Motor Vehicle Operators, All Other

People in this job operate vehicles that do not fit a single neat category, such as shuttles, vans, specialized passenger vehicles, or other service rigs. The work is usually independent and on the road, but the tradeoff is constant attention to safety, tight schedules, and the pressure of handling passengers or cargo without mistakes.

Also known as Shuttle DriverCourtesy Van DriverParatransit DriverPassenger Van DriverTransport Driver
Median Salary
$36,260
Mean $40,980
U.S. Workforce
~50K
11.1K openings per year
10-Year Growth
+6%
79.3K to 84K
Entry Education
No formal educational credential
+ None experience

What This Role Looks Like in Practice

Motor Vehicle Operators, All Other sits in the Trades category. In practical terms, this role combines day-to-day execution, cross-team coordination, and consistent decision-making under real business constraints.

U.S. employment is currently about ~50K workers, with a median annual pay of $36,260 and roughly 11.1K openings each year. Based on BLS projections, total employment is expected to grow from 79.3 K in 2024 to 84K in 2034.

Most hiring paths start with No formal educational credential, and employers typically expect none of related experience.
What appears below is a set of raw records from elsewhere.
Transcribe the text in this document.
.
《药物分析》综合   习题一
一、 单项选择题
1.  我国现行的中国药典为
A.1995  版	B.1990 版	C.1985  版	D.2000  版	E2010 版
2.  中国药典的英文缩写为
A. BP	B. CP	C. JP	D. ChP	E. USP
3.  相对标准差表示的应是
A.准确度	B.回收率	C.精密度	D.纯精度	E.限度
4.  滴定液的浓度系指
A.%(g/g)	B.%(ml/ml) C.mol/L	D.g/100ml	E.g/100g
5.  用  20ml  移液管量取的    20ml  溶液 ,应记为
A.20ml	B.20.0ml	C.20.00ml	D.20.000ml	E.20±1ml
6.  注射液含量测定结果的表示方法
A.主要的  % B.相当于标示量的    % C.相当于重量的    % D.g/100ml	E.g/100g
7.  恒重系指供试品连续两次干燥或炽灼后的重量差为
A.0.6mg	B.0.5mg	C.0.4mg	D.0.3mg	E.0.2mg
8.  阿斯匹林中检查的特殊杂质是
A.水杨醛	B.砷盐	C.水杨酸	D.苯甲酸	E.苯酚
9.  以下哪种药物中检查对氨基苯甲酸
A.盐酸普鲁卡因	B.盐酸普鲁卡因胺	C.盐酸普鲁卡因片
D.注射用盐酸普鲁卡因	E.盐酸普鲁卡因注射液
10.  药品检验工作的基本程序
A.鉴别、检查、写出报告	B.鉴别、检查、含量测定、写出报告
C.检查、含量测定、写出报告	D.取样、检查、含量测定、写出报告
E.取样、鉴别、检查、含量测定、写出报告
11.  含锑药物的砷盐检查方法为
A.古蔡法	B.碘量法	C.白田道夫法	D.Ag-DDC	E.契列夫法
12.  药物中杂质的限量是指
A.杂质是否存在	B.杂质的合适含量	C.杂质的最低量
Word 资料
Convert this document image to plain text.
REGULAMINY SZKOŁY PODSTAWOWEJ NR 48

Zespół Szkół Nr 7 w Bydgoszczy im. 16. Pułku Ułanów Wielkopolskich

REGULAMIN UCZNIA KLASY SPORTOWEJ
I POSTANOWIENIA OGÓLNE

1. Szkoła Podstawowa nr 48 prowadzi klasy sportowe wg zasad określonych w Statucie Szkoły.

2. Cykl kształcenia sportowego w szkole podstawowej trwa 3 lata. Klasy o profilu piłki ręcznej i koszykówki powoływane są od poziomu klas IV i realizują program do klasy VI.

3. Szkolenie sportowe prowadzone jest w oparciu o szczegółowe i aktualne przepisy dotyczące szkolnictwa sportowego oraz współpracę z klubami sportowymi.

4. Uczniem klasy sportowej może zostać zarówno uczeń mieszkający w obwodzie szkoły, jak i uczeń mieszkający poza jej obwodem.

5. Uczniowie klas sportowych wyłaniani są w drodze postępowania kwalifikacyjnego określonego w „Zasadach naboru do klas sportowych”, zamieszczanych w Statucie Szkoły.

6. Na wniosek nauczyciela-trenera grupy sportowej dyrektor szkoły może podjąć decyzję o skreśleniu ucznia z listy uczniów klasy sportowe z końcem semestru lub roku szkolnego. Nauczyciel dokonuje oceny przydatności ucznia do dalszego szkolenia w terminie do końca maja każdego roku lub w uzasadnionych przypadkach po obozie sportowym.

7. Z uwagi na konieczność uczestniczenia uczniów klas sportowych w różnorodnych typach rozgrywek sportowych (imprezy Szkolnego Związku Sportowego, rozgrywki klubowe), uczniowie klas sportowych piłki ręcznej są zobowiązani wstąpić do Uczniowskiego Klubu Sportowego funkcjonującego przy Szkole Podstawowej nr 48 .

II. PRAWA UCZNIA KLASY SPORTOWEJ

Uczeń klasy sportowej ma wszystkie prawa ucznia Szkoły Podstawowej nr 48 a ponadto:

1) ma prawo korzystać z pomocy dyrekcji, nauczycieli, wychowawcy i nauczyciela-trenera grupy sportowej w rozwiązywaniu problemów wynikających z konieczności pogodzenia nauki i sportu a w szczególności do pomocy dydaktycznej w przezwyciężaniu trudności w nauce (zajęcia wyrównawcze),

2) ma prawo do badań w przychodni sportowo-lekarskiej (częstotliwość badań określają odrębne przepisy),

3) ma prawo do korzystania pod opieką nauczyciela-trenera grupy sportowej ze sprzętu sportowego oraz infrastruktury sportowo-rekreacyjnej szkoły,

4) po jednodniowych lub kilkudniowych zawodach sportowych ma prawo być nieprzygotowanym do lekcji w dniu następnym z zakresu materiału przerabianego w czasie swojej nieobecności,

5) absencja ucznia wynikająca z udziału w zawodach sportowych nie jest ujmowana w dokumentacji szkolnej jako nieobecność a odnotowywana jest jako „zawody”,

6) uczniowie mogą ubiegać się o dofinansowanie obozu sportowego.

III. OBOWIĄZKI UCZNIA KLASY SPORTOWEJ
Many careers in this track begin around Driver Trainee and can progress toward Transportation Supervisor. High-value skills usually include Defensive Driving & Road Safety, Pre-Trip Inspections & Basic Vehicle Checks, and GPS Navigation, Dispatch Systems & Route Apps, paired with soft skills such as Reliability, Situational awareness, and Customer service.

Core Responsibilities

A Day in the Life

01 Drive assigned vehicles on scheduled routes or to planned pick-up and drop-off points.
02 Check tires, lights, brakes, fluids, and other basic safety items before starting the shift.
03 Help passengers board and exit, or load and unload equipment and other items when needed.
04 Stay in contact with dispatch by radio or phone and adjust for traffic, delays, or route changes.
05 Follow traffic laws, company rules, and safety procedures to protect passengers, property, and the vehicle.
06 Record mileage, trip details, incidents, fuel use, and any mechanical problems that need attention.

Industries That Hire

🚌
Public Transit & Paratransit
Keolis, Transdev, MV Transportation
✈️
Airports & Hotel Shuttles
Marriott, Hilton, Hertz
🚚
Logistics & Fleet Services
Ryder, Penske, U-Haul
🏛️
Municipal Transportation
LA Metro, SEPTA, Chicago Transit Authority
🚗
Roadside Assistance & Towing
AAA, GEICO, Allstate

Pros and Cons

Advantages
+ The barrier to entry is low: BLS says no formal educational credential is typical, and employers usually rely on short-term training.
+ You can start earning without a long school path, which makes this one of the faster ways into paid driving work.
+ Pay is steady for an accessible job, with a mean annual wage of $40,980.
+ There are ongoing job openings, with 11.1K annual openings expected, mostly from replacement needs.
+ The work is often independent and varied, so you are not stuck at a desk all day and may work with different routes, vehicles, and customers.
Challenges
- The median wage is only $36,260, so the pay is modest compared with many jobs that require similar responsibility.
- Growth is not especially strong: employment is projected to rise only 6% from 79.3K to 84.0K by 2034.
- Advancement can hit a ceiling unless you move into supervision, dispatch, or a different license class.
- The job comes with real safety risks, including traffic, bad weather, passenger handling, and vehicle checks done on tight schedules.
- Demand can be tied to local budgets, contracts, and routing software, so some work can be squeezed by outsourcing, consolidation, or automation.